Suara dering ponsel menyeruak. Kevan mengangkat panggilan yang masuk.

"Iya, Yang." Dia diam sebentar, mendengarkan suara Mario di seberang sana. "Oh oke, aku sama Aya langsung ke sana ya. Bye."

"Kuy ah, Cyiin, cintaku barusan nelpon ngajak kita makan." Ia menarik tanganku begitu telepon dari Mario terputus. Aku malas mendengarkan ucapannya. Apa tadi dia bilang? Cintaku? Ah tai kucing!

"Nggak, ah! Gue mau jalan-jalan sendiri aja. Lu pergi aja berdua sama Mario." Sudah cukup ya pemandangan yang aku lihat kemarin, aku tak ingin melihatnya lagi.

"Nggak bisa! Lu tanggung jawab gue ya selama di sini. Jadi harus ikut kemana aja gue pergi!" Bukan Kevan namanya jika menyerah begitu saja. Seandainya keadaannya tak seperti kemarin, mungkin aku bisa menikmati segala hal yang Kevan dan Mario lakukan.

"Aduh, males banget sih gue harus jadi obat nyamuk mulu. Gue mau jalan-jalan sendirian, Kev!" Tetap aku tak mau menyerah begitu saja. Semoga Kevan mengerti.

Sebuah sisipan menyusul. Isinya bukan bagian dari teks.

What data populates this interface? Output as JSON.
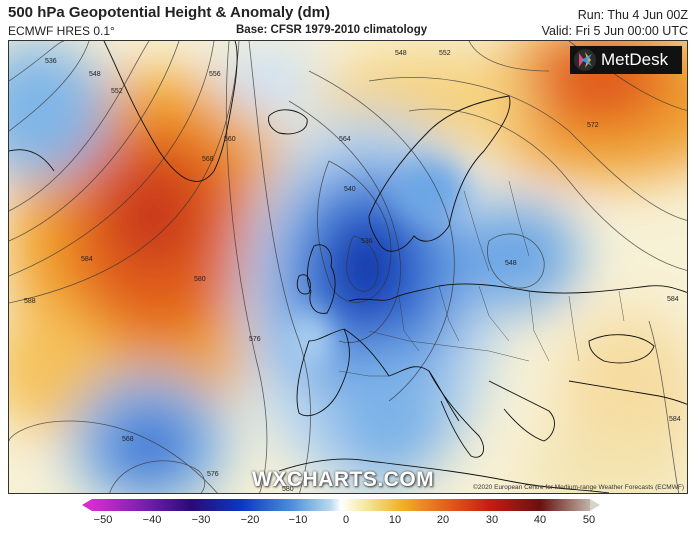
{
  "header": {
    "title": "500 hPa Geopotential Height & Anomaly (dm)",
    "model": "ECMWF HRES 0.1°",
    "base": "Base: CFSR 1979-2010 climatology",
    "run": "Run: Thu 4 Jun 00Z",
    "valid": "Valid: Fri 5 Jun 00:00 UTC"
  },
  "logo": {
    "text": "MetDesk",
    "icon": "metdesk-logo-icon"
  },
  "watermark": "WXCHARTS.COM",
  "credit": "©2020 European Centre for Medium-range Weather Forecasts (ECMWF)",
  "colorbar": {
    "ticks": [
      "−50",
      "−40",
      "−30",
      "−20",
      "−10",
      "0",
      "10",
      "20",
      "30",
      "40",
      "50"
    ],
    "min": -50,
    "max": 50
  },
  "contour_labels": [
    "536",
    "548",
    "552",
    "556",
    "560",
    "568",
    "584",
    "588",
    "580",
    "576",
    "564",
    "540",
    "548",
    "572",
    "568",
    "576",
    "580",
    "584",
    "548",
    "552",
    "536",
    "584"
  ],
  "colors": {
    "negative_max": "#0a38c0",
    "positive_max": "#c21e10",
    "neutral": "#ffffff"
  }
}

"Nanti lu ilang gimana? Lu diculik gimana? Udah ayok ikut gue!" Tanpa sempat aku menjawab lagi, Kevan keburu menarik tanganku. Terpaksa aku mengikuti kemauannya lagi. Ah, nasib ....

Dan setengah jam kemudian, aku sudah ada di sini sekarang. Di salah satu tempat makan di tepi pantai Jimbaran bernama Cafe Menega.

Suasana makan malam di pinggir pantai Jimbaran ini begitu romantis, karena hanya dibantu oleh cahaya lilin yang diletakkan pada sebuah tempat menyerupai gelas cembung. Alunan musik dari musisi jalanan juga turut meramaikan suasana dengan pilihan lagu yang bisa direquest sesuai dengan selera.

Kulihat Kevan dan Mario begitu mesra. Kevan beberapa kali menanyakan Mario apakah nasinya cukup, lauknya mau ditambah, kangkungnya mau diorder lagi atau tidak. Aku tertawa geli. Persis seperti istri yang sedang meladeni suaminya. Seandainya Kevan ini perempuan, pasti dia layak dinobatkan sebagai istri yang sholeha.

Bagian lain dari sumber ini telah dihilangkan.